Dive Brief:
- Employers must be aware that courts may find that earned wage access fees violate Connecticut law, the state’s department of labor cautioned May 10.
- Connecticut state law prohibits employers from engaging in “wage scaling,” or reducing pay when any wages are paid early.
- The agency itself doesn’t believe an EWA fee would amount to wage scaling “as it is a fee for the service of a third-party processing the payment,” it said, but “employers must be aware that courts may find that reducing the rate of pay or any other wage deduction for advancing pay may be considered wage scaling in violation of [state law].”
Dive Insight:
EWA, also known as on-demand pay or daily pay, is a way to allow workers to receive their pay before payday, according to the Connecticut guidance. That money in some cases comes as an advance from a third-party vendor that requires fees via a payroll deduction.

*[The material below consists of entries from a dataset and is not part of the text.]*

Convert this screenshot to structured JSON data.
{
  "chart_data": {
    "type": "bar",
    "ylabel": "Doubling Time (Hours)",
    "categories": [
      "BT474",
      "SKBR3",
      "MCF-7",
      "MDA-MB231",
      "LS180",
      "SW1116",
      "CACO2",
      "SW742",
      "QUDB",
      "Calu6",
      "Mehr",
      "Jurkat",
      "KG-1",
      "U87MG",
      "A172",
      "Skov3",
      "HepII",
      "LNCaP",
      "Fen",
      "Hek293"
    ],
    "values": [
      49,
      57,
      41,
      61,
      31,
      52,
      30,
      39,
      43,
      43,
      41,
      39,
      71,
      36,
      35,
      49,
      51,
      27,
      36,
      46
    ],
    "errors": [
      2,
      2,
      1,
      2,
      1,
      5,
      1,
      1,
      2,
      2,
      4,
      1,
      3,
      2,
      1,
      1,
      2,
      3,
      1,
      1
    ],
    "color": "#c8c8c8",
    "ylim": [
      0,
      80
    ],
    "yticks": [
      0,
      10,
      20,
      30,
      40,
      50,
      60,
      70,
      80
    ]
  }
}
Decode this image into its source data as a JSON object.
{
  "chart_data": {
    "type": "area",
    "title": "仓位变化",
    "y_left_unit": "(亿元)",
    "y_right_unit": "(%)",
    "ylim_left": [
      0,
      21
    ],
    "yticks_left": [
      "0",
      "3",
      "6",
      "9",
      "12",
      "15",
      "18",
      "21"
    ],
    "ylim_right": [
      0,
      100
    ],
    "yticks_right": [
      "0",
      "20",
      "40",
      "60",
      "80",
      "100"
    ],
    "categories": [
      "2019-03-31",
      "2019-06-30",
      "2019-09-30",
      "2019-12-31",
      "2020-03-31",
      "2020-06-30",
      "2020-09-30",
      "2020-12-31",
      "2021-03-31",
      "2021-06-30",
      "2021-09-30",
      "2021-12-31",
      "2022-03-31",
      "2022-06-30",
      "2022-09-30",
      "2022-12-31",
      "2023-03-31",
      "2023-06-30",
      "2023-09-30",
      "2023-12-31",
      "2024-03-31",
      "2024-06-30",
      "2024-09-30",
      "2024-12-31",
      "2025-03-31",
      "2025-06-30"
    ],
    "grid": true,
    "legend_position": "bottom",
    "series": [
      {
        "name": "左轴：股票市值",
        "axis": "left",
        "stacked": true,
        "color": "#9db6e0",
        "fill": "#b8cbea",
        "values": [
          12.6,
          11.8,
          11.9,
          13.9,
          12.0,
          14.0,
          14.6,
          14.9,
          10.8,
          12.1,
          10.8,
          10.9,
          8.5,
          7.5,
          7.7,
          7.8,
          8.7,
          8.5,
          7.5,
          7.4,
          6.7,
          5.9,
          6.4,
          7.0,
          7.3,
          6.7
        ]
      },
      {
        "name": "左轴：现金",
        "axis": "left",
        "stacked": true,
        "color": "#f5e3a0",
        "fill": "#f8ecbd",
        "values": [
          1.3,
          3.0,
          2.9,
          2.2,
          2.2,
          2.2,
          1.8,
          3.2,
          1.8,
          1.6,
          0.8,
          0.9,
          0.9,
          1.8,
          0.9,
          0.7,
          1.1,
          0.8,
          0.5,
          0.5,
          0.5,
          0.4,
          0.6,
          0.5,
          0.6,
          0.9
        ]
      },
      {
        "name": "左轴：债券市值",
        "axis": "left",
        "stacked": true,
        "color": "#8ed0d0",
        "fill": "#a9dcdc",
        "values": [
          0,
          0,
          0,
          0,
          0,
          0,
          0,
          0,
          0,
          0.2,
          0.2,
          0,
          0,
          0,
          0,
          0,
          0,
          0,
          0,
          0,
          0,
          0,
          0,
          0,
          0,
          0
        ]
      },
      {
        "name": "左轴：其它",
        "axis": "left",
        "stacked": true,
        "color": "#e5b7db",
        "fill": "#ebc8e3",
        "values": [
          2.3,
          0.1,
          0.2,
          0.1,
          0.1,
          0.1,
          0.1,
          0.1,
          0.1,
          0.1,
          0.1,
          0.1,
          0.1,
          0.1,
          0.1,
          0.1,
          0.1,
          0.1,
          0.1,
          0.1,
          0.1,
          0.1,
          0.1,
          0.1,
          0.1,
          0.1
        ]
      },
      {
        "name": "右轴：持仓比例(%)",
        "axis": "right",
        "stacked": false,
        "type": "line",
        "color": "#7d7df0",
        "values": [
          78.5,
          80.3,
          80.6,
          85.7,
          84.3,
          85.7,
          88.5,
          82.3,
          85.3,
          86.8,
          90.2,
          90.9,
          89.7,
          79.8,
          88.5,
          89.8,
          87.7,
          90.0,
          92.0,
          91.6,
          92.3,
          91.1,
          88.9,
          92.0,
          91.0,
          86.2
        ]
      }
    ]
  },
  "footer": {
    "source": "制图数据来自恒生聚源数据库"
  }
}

Many workers say they want such an offering from their employers, and data shows they use the option when it’s offered. In the employer-sponsored market, workers accessed $9.5 billion through EWA in 2020, triple the amount from just two years earlier, according to data cited in CNBC reporting. The number of transactions also tripled during that time.
But the products have drawn criticism from some as nothing more than a rebranded payday loan that can put workers in a bad financial position; providers, however, have positioned themselves as more like ATMs — charging a fee for access to money owed to the employee.
State governments and the federal government have taken steps to regulate EWA products. California, for example, is weighing a licensing and oversight requirement. Connecticut has already capped the fees such vendors can charge and driven at least one provider out of the state, according to Associated Press reporting. And the Consumer Financial Protection Bureau, an independent federal agency, signaled late last year that it intends to soon issue guidance on how consumer lending laws apply to EWA.